For the data submitted by post in the form, as long as the parameters are correctly request.setcharacterencoding in the JSP receiving the data, the encoded encoding of the client request will be set into the browser code, so that the obtained parameters are encoded correctly. Some readers may ask, how to get the browser code. As we mentioned above, by default, the browser encoding is the value that you response.setcharacterencoding set in the JSP page that should be requested. So for the data submitted by the Post form, in the JSP page where the data is obtained, request.setcharacterencoding is set to the same value as the response.setcharacterencoding that generates the JSP page that submits the form.

For the data submitted by the URL and the data submitted by get in the form, It is not possible to set the request.setcharacterencoding parameter in the JSP that receives the data, because in Tomcat5.0, the data submitted by the URL and the method submitted by the form are iso-8859-1 (decoded) by default, instead of using the parameter to the U RL submits the data and the form of the data submitted by get way to encode (decode). To resolve this issue, you should set the Usebodyencodingforuri or Uriencoding attribute in the Connector tab of the Tomcat configuration file. Where the Usebodyencodingforuri parameter indicates whether the data submitted by the URL is to be encoded with the request.setcharacterencoding parameter, or by default, False (the parameter in Tomcat4.0 defaults considers true); The uriencoding parameter specifies the encoding of a uniform recoding (decoding) of all get-mode requests, including data submitted by the URL and a get-mode submission in the form. The difference between uriencoding and Usebodyencodingforuri is that uriencoding is a unified recoding (decoding) of the requested data for all get methods, And Usebodyencodingforuri is based on the requested page of the request.setcharacterencoding parameters of the data recoding (decoding), different pages can have different recoding (decoding) of the encoding. So for the data submitted by the URL and the data submitted by get in the form, you can modify the uriencoding parameter to encode the browser or modify Usebodyencodingforuri to true. And the request.setcharacterencoding parameter is set to browser encoding in the JSP page where the data is obtained.

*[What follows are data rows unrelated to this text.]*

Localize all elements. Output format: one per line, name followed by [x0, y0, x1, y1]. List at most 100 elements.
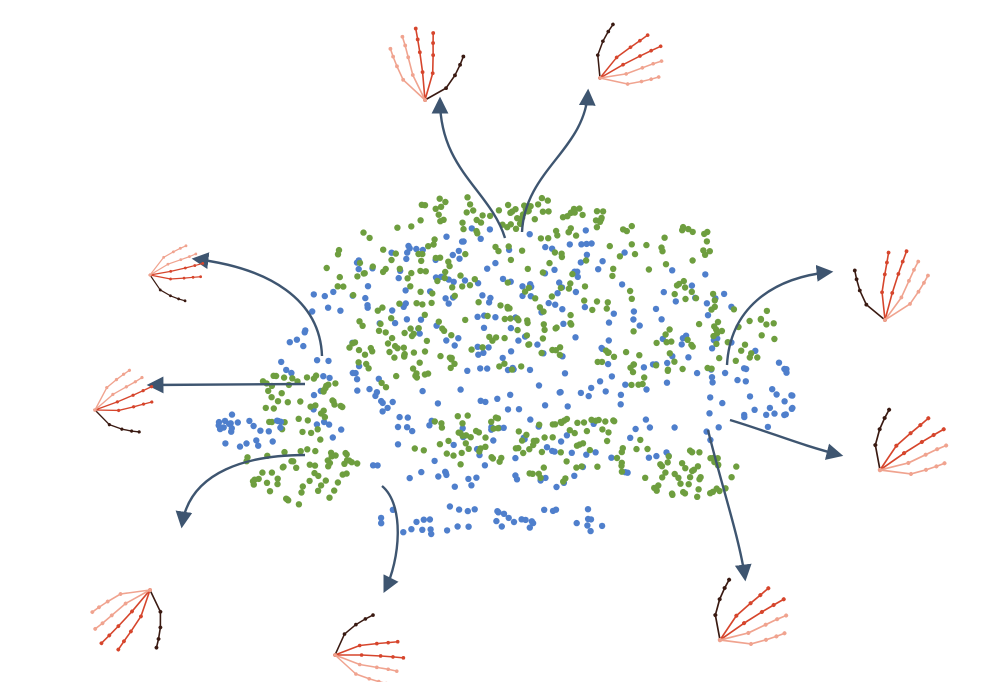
hand-joint [651, 61, 656, 66]
green-point [541, 326, 548, 334]
green-point [629, 368, 637, 376]
blue-point [498, 523, 505, 530]
hand-pose-upper-right [852, 249, 930, 322]
green-point [671, 358, 678, 365]
hand-joint [363, 617, 368, 621]
hand-joint [141, 389, 145, 393]
green-point [664, 366, 672, 373]
hand-joint [183, 299, 187, 303]
green-point [666, 350, 673, 357]
hand-joint [638, 38, 642, 43]
green-point [374, 307, 381, 314]
blue-point [526, 524, 533, 531]
hand-joint [395, 64, 399, 69]
blue-point [577, 259, 584, 266]
hand-joint [116, 624, 121, 629]
blue-point [321, 292, 328, 300]
green-point [746, 317, 753, 325]
blue-point [527, 416, 534, 423]
green-point [421, 311, 428, 318]
blue-point [529, 519, 537, 527]
green-point [763, 307, 771, 315]
blue-point [535, 382, 543, 389]
green-point [464, 412, 471, 419]
green-point [666, 326, 673, 333]
blue-point [215, 418, 223, 426]
blue-point [456, 255, 463, 262]
green-point [552, 227, 560, 235]
blue-point [630, 308, 638, 315]
blue-point [468, 225, 475, 232]
green-point [703, 238, 711, 245]
blue-point [418, 468, 425, 476]
hand-joint [722, 586, 727, 591]
blue-point [564, 403, 571, 410]
green-point [504, 303, 511, 311]
blue-point [764, 423, 772, 431]
green-point [459, 432, 466, 439]
blue-point [326, 374, 333, 382]
green-point [425, 243, 432, 250]
blue-point [255, 442, 262, 449]
green-point [360, 229, 367, 236]
blue-point [442, 469, 449, 476]
hand-joint [431, 53, 436, 58]
hand-joint [359, 653, 364, 657]
hand-joint [923, 452, 928, 457]
blue-point [526, 366, 534, 374]
green-point [708, 306, 715, 313]
green-point [679, 223, 687, 231]
green-point [507, 256, 515, 264]
blue-point [400, 529, 407, 536]
green-point [266, 418, 273, 426]
hand-finger-bone [149, 274, 201, 280]
blue-point [660, 288, 667, 296]
green-point [609, 272, 616, 280]
green-point [595, 416, 602, 424]
hand-pose-right [873, 407, 949, 476]
green-point [320, 407, 327, 414]
green-point [280, 374, 288, 381]
green-point [567, 225, 574, 232]
green-point [410, 330, 417, 337]
hand-joint [766, 586, 771, 591]
callout-arrow [706, 429, 752, 582]
green-point [643, 241, 650, 249]
green-point [771, 335, 778, 343]
blue-point [604, 360, 612, 368]
green-point [259, 469, 266, 476]
hand-joint [782, 631, 787, 636]
hand-joint [148, 273, 152, 277]
blue-point [559, 306, 566, 313]
blue-point [451, 483, 458, 490]
green-point [526, 341, 533, 348]
hand-joint [759, 609, 764, 614]
green-point [317, 482, 325, 489]
blue-point [236, 443, 244, 450]
hand-pose-bottom-right [713, 577, 789, 646]
blue-point [487, 294, 494, 302]
blue-point [541, 506, 548, 513]
green-point [688, 288, 695, 295]
blue-point [228, 411, 236, 418]
green-point [539, 208, 547, 215]
callout-arrows [146, 88, 844, 594]
blue-point [542, 474, 549, 482]
hand-joint [423, 98, 427, 102]
hand-joint [784, 613, 789, 618]
green-point [661, 234, 668, 241]
green-point [602, 418, 609, 425]
blue-point [406, 474, 413, 482]
green-point [639, 380, 646, 388]
hand-joint [658, 44, 663, 49]
green-point [541, 434, 548, 441]
green-point [303, 374, 311, 381]
hand-joint [902, 451, 907, 456]
hand-joint [116, 647, 121, 652]
green-point [281, 448, 288, 456]
blue-point [475, 351, 482, 358]
blue-point [584, 522, 591, 529]
green-point [449, 284, 456, 291]
green-point [572, 232, 580, 239]
hand-joint [121, 372, 126, 376]
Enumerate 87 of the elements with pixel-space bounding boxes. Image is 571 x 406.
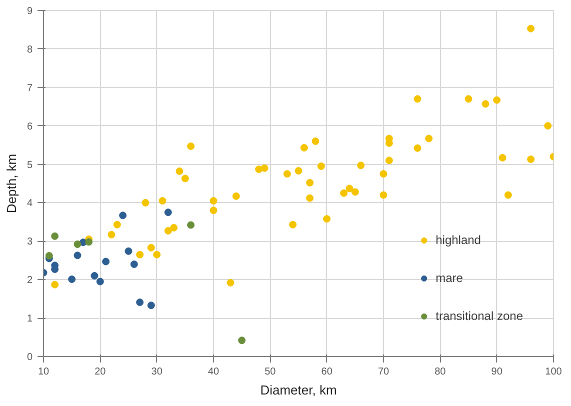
- point: [300, 144, 308, 152]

Under the summary, to Tomcat as a Web server, how to prevent Chinese garbled.

1, for the same application, the best unified coding, recommended for UTF-8, of course, GBK also can.

2, correctly set the JSP pageencoding parameters

3, in all Jsp/servlet set contenttype= "Text/html;charset=utf-8" or response.setcharacterencoding ("UTF-8"), This indirectly implements the settings for the browser encoding.

4. For requests, you can use filters or set request.setcharacterencoding ("UTF-8") in each jsp/servlet. Also, to modify the default configuration for Tomcat, it is recommended that you set the Usebodyencodingforuri parameter to True, or you can set the uriencoding parameter to UTF-8 (which may affect other applications, so it is not recommended).

Related Article

Contact Us

The content source of this page is from Internet, which doesn't represent Alibaba Cloud's opinion; products and services mentioned on that page don't have any relationship with Alibaba Cloud. If the content of the page makes you feel confusing, please write us an email, we will handle the problem within 5 days after receiving your email.

If you find any instances of plagiarism from the community, please send an email to: info-contact@alibabacloud.com and provide relevant evidence. A staff member will contact you within 5 working days.

A Free Trial That Lets You Build Big!

Start building with 50+ products and up to 12 months usage for Elastic Compute Service

  • Sales Support

    1 on 1 presale consultation

  • After-Sales Support

    24/7 Technical Support 6 Free Tickets per Quarter Faster Response

  • Alibaba Cloud offers highly flexible support services tailored to meet your exact needs.